ISRAEL — A student from Beth Yossef in France has spoken on Israeli television, describing the horrific conditions and abuse that students endured while attending the yeshiva.

In a telephone interview on i24 News, the young man who remained anonymous, described the “physical abuse” and “horrible” experience of attending the yeshiva.

The bochur said, “I was there for a year and three-quarters, and the experience was horrible.”

He continued, “Most of the guys I know they are interviewing, it’s true. It was a horrible place. The place is rundown, broken, the dorms are in horrible condition, I was on the third floor, and there were holes in the floor so you could see the floor below.

“There was plenty of physical abuse, I was physically abused a few times…never by the heads, it’s very important, the heads did not physically abuse us, they would send others to punish us.”
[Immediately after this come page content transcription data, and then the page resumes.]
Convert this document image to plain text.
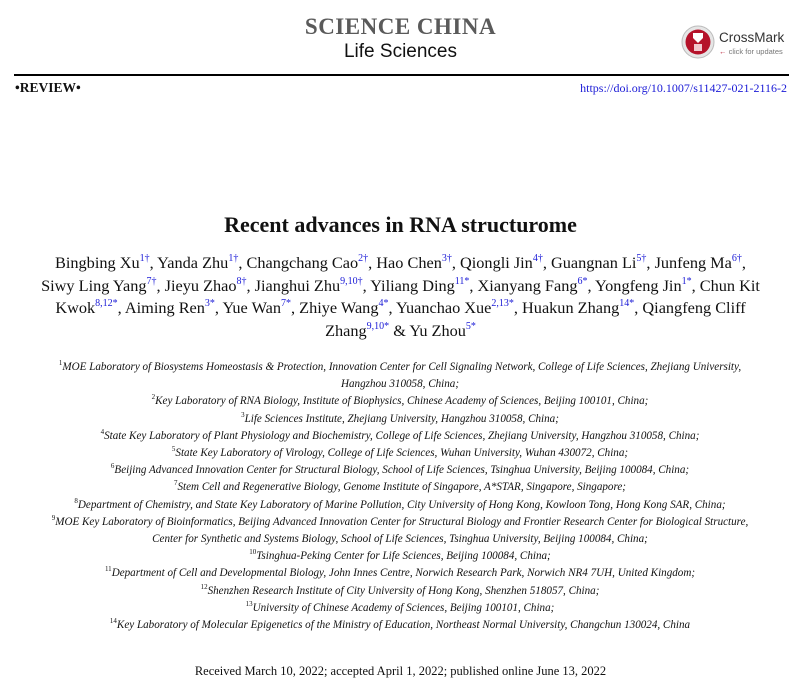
SCIENCE CHINA
Life Sciences
CrossMark
← click for updates
•REVIEW•	https://doi.org/10.1007/s11427-021-2116-2
Recent advances in RNA structurome
Bingbing $Xu^{1\dagger}$, Yanda Zhu$^{1\dagger}$, Changchang Cao$^{2\dagger}$, Hao Chen$^{3\dagger}$, Qiongli Jin$^{4\dagger}$, Guangnan $Li^{5\dagger}$, Junfeng $Ma^{6\dagger}$, Siwy Ling Yang$^{7\dagger}$, Jieyu Zhao$^{8\dagger}$, Jianghui Zhu$^{9,10\dagger}$, Yiliang Ding$^{11*}$, Xianyang Fang$^{6*}$, Yongfeng Jin$^{1*}$, Chun Kit Kwok$^{8,12*}$, Aiming Ren$^{3*}$, Yue Wan$^{7*}$, Zhiye Wang$^{4*}$, Yuanchao Xue$^{2,13*}$, Huakun Zhang$^{14*}$, Qiangfeng Cliff Zhang$^{9,10*}$ & Yu Zhou$^{5*}$
$^1$MOE Laboratory of Biosystems Homeostasis & Protection, Innovation Center for Cell Signaling Network, College of Life Sciences, Zhejiang University, Hangzhou 310058, China;
$^2$Key Laboratory of RNA Biology, Institute of Biophysics, Chinese Academy of Sciences, Beijing 100101, China;
$^3$Life Sciences Institute, Zhejiang University, Hangzhou 310058, China;
$^4$State Key Laboratory of Plant Physiology and Biochemistry, College of Life Sciences, Zhejiang University, Hangzhou 310058, China;
$^5$State Key Laboratory of Virology, College of Life Sciences, Wuhan University, Wuhan 430072, China;
$^6$Beijing Advanced Innovation Center for Structural Biology, School of Life Sciences, Tsinghua University, Beijing 100084, China;
$^7$Stem Cell and Regenerative Biology, Genome Institute of Singapore, A*STAR, Singapore, Singapore;
$^8$Department of Chemistry, and State Key Laboratory of Marine Pollution, City University of Hong Kong, Kowloon Tong, Hong Kong SAR, China;
$^9$MOE Key Laboratory of Bioinformatics, Beijing Advanced Innovation Center for Structural Biology and Frontier Research Center for Biological Structure, Center for Synthetic and Systems Biology, School of Life Sciences, Tsinghua University, Beijing 100084, China;
$^{10}$Tsinghua-Peking Center for Life Sciences, Beijing 100084, China;
$^{11}$Department of Cell and Developmental Biology, John Innes Centre, Norwich Research Park, Norwich NR4 7UH, United Kingdom;
$^{12}$Shenzhen Research Institute of City University of Hong Kong, Shenzhen 518057, China;
$^{13}$University of Chinese Academy of Sciences, Beijing 100101, China;
$^{14}$Key Laboratory of Molecular Epigenetics of the Ministry of Education, Northeast Normal University, Changchun 130024, China
Received March 10, 2022; accepted April 1, 2022; published online June 13, 2022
An Israeli father of another student who went to the yeshiva six years ago, at age 14, spoke with Charedim 10 about his son’s horrifying experience. He said that before sending his son, he had been assured by others that it was a great yeshiva, and his son went skiing within two weeks of arrival.

However one Shabbos early on, a boy saw his son on the side of a building and suspected him of smoking. He ran into the yeshiva, and someone soon came out wearing a mask and “beat his son, blasted him with blows.”

After Shabbos, the father got a call that the yeshiva was sending his son home. The father said, “They left him in a field all alone in France, and he had to find his way home. He had been beaten all over his body, he did not know the language, he was only 14, this was the trauma of a lifetime. All because of a suspicion that he was smoking.”

After the boy managed to get home, the family filed a complaint with an Israeli police department, who said they would send it to France. (They did not know the status of the complaint.)

After reading about the raid this past week, the father and son called it a “miracle” that the boy was expelled so quickly, and did not continue to suffer.

An incident this past July prompted an investigation when a student ran away from the yeshiva to the US embassy in Paris asking for help.

According to an i24 journalist, Israel’s ambassador to France, Aliza Bin-Noun, visited the boys at one point and said they were in good shape, “being fed kosher food.”

As reported on VIN News, last week dozens of students from the Yeshiva were taken into state custody after the faculty of 16 teachers and administrators were arrested.

The raid Monday on the prestigious boarding school-style yeshiva near Paris attended by many students from Israel and the United States, was the largest-scale operation in recent history against a Jewish school in France, and the first time that the entire faculty of such an institution was arrested.

At least 42 underage students from the yeshiva in the Paris suburb of Bussières (Seine-et-Marne) were placed at an undisclosed child welfare facility, Le Figaro reported. The state has assumed custody of the children provisionally for five days, during which attempts will be made to reunite them with their families abroad, the report said.